Tous les médias d’opposition (peu nombreux) étant régulièrement censurés, menacés. Les journalistes osant porter une parole critique tout bonnement emprisonnés et traduits en justice, le message porté par l’opposition aura été très peu visibilisé.
La présence médiatique du président est tout simplement énorme, des sources (France Info entre autres) indiquent plus de 32 heures de parole, contre 32 minutes pour son concurrent !
Dans un tel contexte, la bataille était rude.
Les législatives quant à elles, se sont déroulées dans le même temps et ont encore une fois donné la majorité au parti AKP, du président sortant.
Pour beaucoup, la campagne est terminée. Un militant kurde de la branche jeunesse du Yesil Sol parti nous dira “pour nous c’est terminé, nous ne ferons pas campagne pour le second tour”.
Dans la ville de Van, alors qu’il était attendu une explosion des scores de l’opposition, elle aura à peine dépassé 54%, alors que les Kurdes y sont majoritaires.
L’issue de cette séquence électorale va probablement ancrer encore plus fort l’autoritarisme et amplifier l’arrogance d’Erdogan. La perspective d’un changement de régime s’éloigne à nouveau.

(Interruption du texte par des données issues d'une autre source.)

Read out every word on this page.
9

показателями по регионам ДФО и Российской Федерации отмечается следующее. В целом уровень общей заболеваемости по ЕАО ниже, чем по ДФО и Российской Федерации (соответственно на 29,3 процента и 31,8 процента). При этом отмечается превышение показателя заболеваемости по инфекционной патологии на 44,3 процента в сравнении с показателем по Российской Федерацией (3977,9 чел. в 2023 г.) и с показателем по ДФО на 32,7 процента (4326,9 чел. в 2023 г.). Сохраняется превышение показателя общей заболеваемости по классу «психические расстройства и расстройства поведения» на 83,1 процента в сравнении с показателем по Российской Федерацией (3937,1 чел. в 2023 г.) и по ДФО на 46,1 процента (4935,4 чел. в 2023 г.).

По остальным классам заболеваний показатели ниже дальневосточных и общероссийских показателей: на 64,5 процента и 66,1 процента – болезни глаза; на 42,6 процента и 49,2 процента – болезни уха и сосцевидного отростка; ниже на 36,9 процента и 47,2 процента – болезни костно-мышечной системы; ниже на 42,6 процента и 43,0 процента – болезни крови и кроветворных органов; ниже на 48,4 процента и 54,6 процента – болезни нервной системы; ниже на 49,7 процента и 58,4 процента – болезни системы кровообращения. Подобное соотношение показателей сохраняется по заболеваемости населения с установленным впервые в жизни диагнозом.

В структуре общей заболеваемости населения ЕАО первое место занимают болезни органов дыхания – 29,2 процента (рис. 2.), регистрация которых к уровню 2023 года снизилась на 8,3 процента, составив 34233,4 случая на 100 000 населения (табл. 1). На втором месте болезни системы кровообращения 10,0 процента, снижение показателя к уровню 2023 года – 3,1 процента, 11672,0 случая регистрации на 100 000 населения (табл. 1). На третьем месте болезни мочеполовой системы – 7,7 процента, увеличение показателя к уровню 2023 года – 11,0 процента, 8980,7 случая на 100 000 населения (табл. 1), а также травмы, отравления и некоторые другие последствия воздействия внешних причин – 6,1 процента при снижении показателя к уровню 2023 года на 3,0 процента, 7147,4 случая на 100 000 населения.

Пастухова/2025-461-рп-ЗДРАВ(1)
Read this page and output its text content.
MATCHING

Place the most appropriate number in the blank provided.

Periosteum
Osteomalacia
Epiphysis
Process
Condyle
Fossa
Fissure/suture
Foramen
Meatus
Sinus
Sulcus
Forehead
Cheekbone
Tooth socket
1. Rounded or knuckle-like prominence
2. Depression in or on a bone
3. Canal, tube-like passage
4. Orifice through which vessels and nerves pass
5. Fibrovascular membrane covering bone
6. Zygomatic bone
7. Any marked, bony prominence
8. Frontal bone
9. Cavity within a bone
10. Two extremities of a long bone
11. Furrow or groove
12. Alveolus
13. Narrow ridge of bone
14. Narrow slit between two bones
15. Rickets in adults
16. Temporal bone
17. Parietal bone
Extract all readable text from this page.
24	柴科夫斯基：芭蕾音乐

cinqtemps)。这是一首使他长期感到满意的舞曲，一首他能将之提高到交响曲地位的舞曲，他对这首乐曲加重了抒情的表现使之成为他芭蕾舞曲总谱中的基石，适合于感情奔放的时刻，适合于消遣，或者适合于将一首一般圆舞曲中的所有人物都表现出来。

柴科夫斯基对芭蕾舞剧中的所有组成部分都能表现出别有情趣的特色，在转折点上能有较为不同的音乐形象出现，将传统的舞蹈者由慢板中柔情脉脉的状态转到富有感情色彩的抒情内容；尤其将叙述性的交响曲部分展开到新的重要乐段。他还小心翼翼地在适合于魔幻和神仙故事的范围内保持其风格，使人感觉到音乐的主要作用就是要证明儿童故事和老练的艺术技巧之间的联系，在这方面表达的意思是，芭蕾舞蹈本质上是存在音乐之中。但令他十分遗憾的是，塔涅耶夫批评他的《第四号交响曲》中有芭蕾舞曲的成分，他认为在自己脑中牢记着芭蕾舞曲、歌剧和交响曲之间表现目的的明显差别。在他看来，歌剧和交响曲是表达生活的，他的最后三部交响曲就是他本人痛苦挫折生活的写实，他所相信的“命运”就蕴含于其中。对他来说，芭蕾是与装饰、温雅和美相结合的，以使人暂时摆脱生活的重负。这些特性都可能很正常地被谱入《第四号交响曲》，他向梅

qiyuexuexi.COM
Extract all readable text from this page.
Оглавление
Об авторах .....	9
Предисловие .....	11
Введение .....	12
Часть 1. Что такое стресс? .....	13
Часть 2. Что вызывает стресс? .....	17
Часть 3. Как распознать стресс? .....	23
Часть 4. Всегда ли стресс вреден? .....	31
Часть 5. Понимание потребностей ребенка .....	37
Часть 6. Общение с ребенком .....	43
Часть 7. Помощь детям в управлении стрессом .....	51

Même si une victoire de KK n’était pas une assurance vie sur une modification profonde du système turc, elle restait quoiqu’il en soit, une possibilité d’ouverture et de pacification, en particulier pour les populations opprimées en Turquie, à savoir Kurdes, Alévis, Zazas, Arméniens, Grecs, Arabes, LGBTQI.
Car si aux premiers temps de son accession au pouvoir RTE avait été élu avec un programme d’ouverture à la fois extérieur avec l’adhésion à l’UE et intérieur avec le respects des droits et la reconnaissance des identité minoritaire, avec un très fort développement économique qui fut bénéfique à presque toutes les populations, ce temps semble révolu, pour un temps probablement encore long, et jusqu’à ce qu’enfin un jour l’horizon s’éclaircisse.